Связь времен | страница 30
А птица? Чем откармливать кур? Зерна на Псковщине тоже было не достать. Иногда продавалась сырая рожь, но стоила она «по сложившимся ценам» 42 копейки килограмм. Кому это по карману? Так что и сюда шла та же варёная картошка и крошеный хлеб. Но хлебно-картофельная диета курам вовсе не нравилась. Начиналась нехватка кальция, скорлупа не образовывалась, и, вместо твёрдого яйца, несчастные птицы изливали посреди двора жидкую кашицу с желтком посредине, которую вся стая тут же расклёвывала.
Подкармливали хлебом и коров. Пастухи жаловались, что коровы в поле траву стали есть плохо, ждали, когда погонят домой, чтобы там полакомиться хлебом. С молоком в Усохах становилось тоже труднее и труднее. Чтобы заготовить на зиму две тонны сена на одну корову, крестьянину нужно было заготовить не меньше десяти тонн травы. Но где?

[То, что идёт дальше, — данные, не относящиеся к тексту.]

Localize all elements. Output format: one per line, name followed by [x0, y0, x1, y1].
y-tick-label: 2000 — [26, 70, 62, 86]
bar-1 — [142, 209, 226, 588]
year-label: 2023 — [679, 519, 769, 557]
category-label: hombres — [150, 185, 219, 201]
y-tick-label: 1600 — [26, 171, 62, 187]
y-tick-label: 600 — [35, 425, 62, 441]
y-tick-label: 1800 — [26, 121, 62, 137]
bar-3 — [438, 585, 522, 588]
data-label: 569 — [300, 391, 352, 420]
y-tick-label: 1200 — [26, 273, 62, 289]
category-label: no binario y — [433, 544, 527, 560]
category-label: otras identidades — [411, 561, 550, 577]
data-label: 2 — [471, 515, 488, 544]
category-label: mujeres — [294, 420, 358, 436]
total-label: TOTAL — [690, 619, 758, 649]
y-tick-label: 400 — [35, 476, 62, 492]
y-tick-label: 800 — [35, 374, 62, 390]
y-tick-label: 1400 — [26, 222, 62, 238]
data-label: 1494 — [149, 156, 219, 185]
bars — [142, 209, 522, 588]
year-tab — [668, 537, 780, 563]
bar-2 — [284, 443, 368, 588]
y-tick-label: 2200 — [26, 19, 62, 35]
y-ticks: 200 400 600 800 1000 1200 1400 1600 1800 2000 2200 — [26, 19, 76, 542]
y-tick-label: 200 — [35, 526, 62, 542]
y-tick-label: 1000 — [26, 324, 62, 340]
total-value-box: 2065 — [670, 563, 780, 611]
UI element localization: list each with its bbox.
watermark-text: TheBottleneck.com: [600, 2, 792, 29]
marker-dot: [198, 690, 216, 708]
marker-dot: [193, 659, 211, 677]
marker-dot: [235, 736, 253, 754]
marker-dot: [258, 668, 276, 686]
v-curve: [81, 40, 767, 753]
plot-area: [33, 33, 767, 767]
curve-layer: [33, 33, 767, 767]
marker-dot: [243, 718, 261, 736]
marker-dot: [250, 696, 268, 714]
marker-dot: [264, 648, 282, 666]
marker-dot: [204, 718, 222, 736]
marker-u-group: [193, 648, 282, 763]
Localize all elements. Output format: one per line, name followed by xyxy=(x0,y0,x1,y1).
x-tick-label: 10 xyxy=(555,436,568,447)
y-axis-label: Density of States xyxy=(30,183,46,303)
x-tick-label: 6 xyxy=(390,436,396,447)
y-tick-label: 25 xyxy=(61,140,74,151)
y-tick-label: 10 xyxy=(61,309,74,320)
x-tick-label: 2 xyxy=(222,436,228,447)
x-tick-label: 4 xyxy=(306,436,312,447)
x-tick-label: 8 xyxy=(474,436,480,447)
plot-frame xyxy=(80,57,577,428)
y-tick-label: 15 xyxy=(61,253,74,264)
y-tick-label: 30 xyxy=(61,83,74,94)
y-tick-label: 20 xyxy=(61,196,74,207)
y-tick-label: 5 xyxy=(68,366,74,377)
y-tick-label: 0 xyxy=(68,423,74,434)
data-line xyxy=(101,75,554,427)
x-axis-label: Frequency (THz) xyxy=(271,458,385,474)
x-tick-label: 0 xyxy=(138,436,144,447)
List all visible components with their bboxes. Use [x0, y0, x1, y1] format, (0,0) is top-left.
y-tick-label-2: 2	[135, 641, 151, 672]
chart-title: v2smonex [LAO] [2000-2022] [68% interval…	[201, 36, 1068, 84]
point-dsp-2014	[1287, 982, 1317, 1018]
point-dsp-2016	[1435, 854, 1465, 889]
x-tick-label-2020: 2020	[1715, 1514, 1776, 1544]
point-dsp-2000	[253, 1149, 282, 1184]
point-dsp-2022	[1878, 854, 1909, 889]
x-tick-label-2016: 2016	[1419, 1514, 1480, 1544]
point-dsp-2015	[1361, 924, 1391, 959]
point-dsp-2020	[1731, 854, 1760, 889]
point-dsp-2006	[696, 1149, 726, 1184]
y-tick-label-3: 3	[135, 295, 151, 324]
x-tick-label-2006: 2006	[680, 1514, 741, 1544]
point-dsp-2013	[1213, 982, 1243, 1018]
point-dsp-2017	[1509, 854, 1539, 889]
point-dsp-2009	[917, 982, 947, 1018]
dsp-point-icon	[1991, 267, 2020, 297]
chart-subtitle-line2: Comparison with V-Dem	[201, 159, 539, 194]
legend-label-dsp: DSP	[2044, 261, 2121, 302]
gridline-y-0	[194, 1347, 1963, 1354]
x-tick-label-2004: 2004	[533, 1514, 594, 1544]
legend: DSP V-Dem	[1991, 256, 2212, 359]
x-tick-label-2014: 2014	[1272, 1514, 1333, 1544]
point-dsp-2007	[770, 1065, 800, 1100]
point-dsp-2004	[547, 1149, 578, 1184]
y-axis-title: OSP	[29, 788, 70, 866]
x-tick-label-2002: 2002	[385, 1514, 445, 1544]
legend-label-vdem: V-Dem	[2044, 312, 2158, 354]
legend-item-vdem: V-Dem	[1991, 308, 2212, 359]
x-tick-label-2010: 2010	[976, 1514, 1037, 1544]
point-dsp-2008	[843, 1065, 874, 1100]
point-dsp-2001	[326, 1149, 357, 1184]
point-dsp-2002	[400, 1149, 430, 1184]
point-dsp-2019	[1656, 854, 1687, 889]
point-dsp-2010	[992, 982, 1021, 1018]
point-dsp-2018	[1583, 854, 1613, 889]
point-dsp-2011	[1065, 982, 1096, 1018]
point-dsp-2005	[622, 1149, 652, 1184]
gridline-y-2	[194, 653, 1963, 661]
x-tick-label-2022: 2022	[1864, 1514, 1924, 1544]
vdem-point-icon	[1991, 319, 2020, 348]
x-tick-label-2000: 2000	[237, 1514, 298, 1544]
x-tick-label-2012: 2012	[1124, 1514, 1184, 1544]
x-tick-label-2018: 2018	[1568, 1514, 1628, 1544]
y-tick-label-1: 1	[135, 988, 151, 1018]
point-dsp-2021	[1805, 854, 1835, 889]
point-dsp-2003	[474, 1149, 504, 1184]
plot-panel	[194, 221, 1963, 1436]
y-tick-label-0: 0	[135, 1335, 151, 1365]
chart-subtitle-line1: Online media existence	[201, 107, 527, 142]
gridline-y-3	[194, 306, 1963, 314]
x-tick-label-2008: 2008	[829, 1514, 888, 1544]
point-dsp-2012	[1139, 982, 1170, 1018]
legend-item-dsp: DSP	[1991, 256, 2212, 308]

Из лета в лето доводилось нам наблюдать эту великую эпопею — борьбу крестьянина за сено для своей коровы. Ещё по ранней весне обходили совхозные бригадиры луга и всюду, где только сможет развернуться совхозная сенокосилка, втыкали свежесрубленную берёзку, завязывали её маковку узлом. Через несколько дней листочки забуреют, и завязанная березка превратится в издалека видный знак, предупреждение для селянина — это государственное, тронуть не моги. Но на государственное крестьянин и не посягает и старается, по возможности, с ним не связываться.
Нет, не из общественного котла черпал 65-летний Анисим, окашивая скаты старого овощехранилища. И наш Савелий Иванович, махая косой от зари до зари на дальних прогалинах, тоже к тому котлу не прикасался. А Ермолаич, который возил на своей лодке скошенную осоку с дальнего озера? А Феоктист, который по двадцать раз в дождливое лето то рассыпал скошенную траву на каждый проблеск солнца, то трусил наперегонки с тучей, чтобы успеть сгрести всё обратно в стожки? А высохший до размеров десятилетнего мальчика Мокей, которого не видно, когда он наваливал копну на свою тачку, слаженную из досок и велосипедных колёс, и впрягался в неё спереди вместо лошади? А согнутый пополам Фёдоровский дед, выползавший ворошить клюкой сено, пока главный кормилец семьи вкалывал в городских мастерских? И, наконец, тот незнакомый седой, грузный дядька, проносившийся мимо наших окон на мотоцикле в сторону леса, каждый раз под вечер, после рабочего дня, так и не сняв мазутной спецовки, и возвращавшийся уже к ночи, с коляской, заполненной горой свежескошенной травы, — где, в какой чащобе находил он свой заветный лужок? Откуда брал силы так надрываться?